Ночь после отъезда инспекторши была тяжёлой. Таня давно спала, а Софья Андреевна вышла в сад — босиком, по росистой траве, в одной нательной рубахе, простоволосая. Луна висела низко, и от неё по всему саду разливался холодный, призрачный свет, в котором яблони казались старухами, скрюченными от старости.
Она дошла до крайней берёзы, у которой когда-то простилась с Розановым, и села на скамейку — ту самую, которую они сколотили вместе в начале июня. Доски были ещё свежие, пахли деревом, смолой. Она провела рукой по шершавой поверхности и вдруг почувствовала, что не может больше держать в себе то, что накопилось. Слёзы потекли сами — не горькие, не обидные, а какие-то светлые, облегчающие. Она не вытирала их, и они капали на колени, на траву, на разогретую за день землю.
«Господи, — думала она, — дай ему вернуться. Я ничего не прошу — ни денег, ни славы, ни уездного училища. Пусть только вернётся. Пусть сядет за этот стол, пусть зачертит свои сваи, пусть курит и кашляет, и говорит, что его никто не понимает. Я всё стерплю. Только верни».
Но небо молчало. Луна плыла по-прежнему, равнодушная, и звёзды, которых тучи не закрывали, смотрели на неё, как тысячи холодных, немигающих глаз. И она поняла, что просить не у кого. Что если он вернётся — это будет не чудо, а стечение обстоятельств. Если не вернётся — тоже.
Она просидела в саду до первых петухов, потом, замёрзшая и словно бы опустошённая, вернулась в дом, легла, не раздеваясь, и провалилась в тяжёлый сон без сновидений.
Двадцатый день её одиночества выдался особенно знойным. С утра небо было выжжено добела, и в воздухе стояла такая духота, что даже мухи в избе летали медленно, как во сне. Софья Андреевна с утра отправила Таню за молоком к мельнику, а сама взялась мыть окна — дело, которое терпеть не могла, но сейчас оно было спасением от мыслей.

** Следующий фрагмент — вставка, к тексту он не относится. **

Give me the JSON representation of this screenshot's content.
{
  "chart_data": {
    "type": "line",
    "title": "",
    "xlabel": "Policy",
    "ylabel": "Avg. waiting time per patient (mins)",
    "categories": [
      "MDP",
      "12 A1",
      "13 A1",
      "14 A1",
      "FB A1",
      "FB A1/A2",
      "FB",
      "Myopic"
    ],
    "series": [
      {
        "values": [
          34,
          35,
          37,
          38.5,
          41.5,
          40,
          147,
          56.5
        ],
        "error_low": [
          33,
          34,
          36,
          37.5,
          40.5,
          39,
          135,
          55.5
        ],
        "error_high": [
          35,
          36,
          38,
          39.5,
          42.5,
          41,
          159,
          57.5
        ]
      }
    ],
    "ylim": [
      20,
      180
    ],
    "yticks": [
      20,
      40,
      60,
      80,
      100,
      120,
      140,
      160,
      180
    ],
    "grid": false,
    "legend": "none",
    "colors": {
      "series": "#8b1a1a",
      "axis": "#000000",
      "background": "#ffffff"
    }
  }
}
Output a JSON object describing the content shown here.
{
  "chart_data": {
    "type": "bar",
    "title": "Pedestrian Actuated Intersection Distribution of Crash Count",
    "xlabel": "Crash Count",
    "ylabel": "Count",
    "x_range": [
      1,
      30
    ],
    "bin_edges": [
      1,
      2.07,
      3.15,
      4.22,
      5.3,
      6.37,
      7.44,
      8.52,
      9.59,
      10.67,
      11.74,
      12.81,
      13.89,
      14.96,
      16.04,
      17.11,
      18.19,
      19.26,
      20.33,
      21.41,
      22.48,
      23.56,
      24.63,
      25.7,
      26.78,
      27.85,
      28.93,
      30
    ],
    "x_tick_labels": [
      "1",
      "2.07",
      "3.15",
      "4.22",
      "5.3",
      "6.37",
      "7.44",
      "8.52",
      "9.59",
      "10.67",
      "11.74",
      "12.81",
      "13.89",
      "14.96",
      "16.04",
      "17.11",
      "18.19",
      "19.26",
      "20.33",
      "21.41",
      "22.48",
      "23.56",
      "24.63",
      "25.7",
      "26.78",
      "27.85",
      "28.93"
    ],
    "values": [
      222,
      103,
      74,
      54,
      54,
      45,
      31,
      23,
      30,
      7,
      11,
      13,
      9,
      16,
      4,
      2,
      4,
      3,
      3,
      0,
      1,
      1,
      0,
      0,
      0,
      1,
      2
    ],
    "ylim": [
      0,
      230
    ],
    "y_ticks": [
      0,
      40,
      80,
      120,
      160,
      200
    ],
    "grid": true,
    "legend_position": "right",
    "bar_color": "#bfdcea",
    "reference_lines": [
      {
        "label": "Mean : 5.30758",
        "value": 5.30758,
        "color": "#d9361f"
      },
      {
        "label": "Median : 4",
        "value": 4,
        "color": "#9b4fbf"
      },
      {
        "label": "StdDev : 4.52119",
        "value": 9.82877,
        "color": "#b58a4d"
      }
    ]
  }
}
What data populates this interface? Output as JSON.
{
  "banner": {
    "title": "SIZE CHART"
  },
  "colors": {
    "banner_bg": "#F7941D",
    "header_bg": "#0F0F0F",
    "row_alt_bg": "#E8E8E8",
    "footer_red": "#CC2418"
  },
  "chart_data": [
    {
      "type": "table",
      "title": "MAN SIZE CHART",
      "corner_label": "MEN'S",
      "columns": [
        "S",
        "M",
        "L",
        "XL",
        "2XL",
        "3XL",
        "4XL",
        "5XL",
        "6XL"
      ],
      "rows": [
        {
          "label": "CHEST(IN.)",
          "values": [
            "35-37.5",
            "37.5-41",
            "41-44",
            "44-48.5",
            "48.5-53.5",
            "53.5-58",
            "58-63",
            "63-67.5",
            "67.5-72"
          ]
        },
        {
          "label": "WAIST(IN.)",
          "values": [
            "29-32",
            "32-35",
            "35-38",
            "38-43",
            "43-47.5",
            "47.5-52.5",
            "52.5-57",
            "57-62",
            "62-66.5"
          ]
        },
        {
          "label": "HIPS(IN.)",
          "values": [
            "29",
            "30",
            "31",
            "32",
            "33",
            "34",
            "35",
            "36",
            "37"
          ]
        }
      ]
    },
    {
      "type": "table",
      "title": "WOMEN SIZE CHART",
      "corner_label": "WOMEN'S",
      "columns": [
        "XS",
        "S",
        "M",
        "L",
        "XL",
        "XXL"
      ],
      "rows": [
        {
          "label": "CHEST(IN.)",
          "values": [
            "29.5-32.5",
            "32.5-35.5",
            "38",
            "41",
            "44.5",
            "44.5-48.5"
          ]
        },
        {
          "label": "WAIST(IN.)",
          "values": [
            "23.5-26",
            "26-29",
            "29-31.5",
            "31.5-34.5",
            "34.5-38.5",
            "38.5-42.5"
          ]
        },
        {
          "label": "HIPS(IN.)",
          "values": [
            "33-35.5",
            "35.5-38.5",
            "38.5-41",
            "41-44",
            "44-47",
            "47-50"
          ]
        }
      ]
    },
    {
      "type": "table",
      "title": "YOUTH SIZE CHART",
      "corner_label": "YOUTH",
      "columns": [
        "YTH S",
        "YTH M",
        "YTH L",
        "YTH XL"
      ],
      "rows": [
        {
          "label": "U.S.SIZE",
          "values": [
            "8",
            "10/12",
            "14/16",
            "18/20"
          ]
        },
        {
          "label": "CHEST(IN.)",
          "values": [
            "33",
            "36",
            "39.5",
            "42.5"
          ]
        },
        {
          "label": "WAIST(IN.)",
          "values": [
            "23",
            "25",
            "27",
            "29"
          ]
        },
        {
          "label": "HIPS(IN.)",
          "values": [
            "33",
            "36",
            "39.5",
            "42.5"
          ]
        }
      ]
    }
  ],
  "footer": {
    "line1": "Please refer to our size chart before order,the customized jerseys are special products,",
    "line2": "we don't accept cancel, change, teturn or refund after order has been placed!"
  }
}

Она уже вымыла три окна и взялась за четвёртое, когда с дороги донёсся звук — стук колёс, топот копыт. Она не обернулась. В посёлок часто приезжали подводы, и она перестала вздрагивать от каждого звука. Но на этот раз стук затих прямо у крыльца, потом хлопнула дверца, шаги — быстрые, тяжёлые — зазвучали по земле, и кто-то громко, с хрипотцой, позвал:
— Софья!
Она оступилась на табурете, чуть не упала, схватилась за раму. Руки её вдруг ослабли, и тряпка вывалилась в ведро.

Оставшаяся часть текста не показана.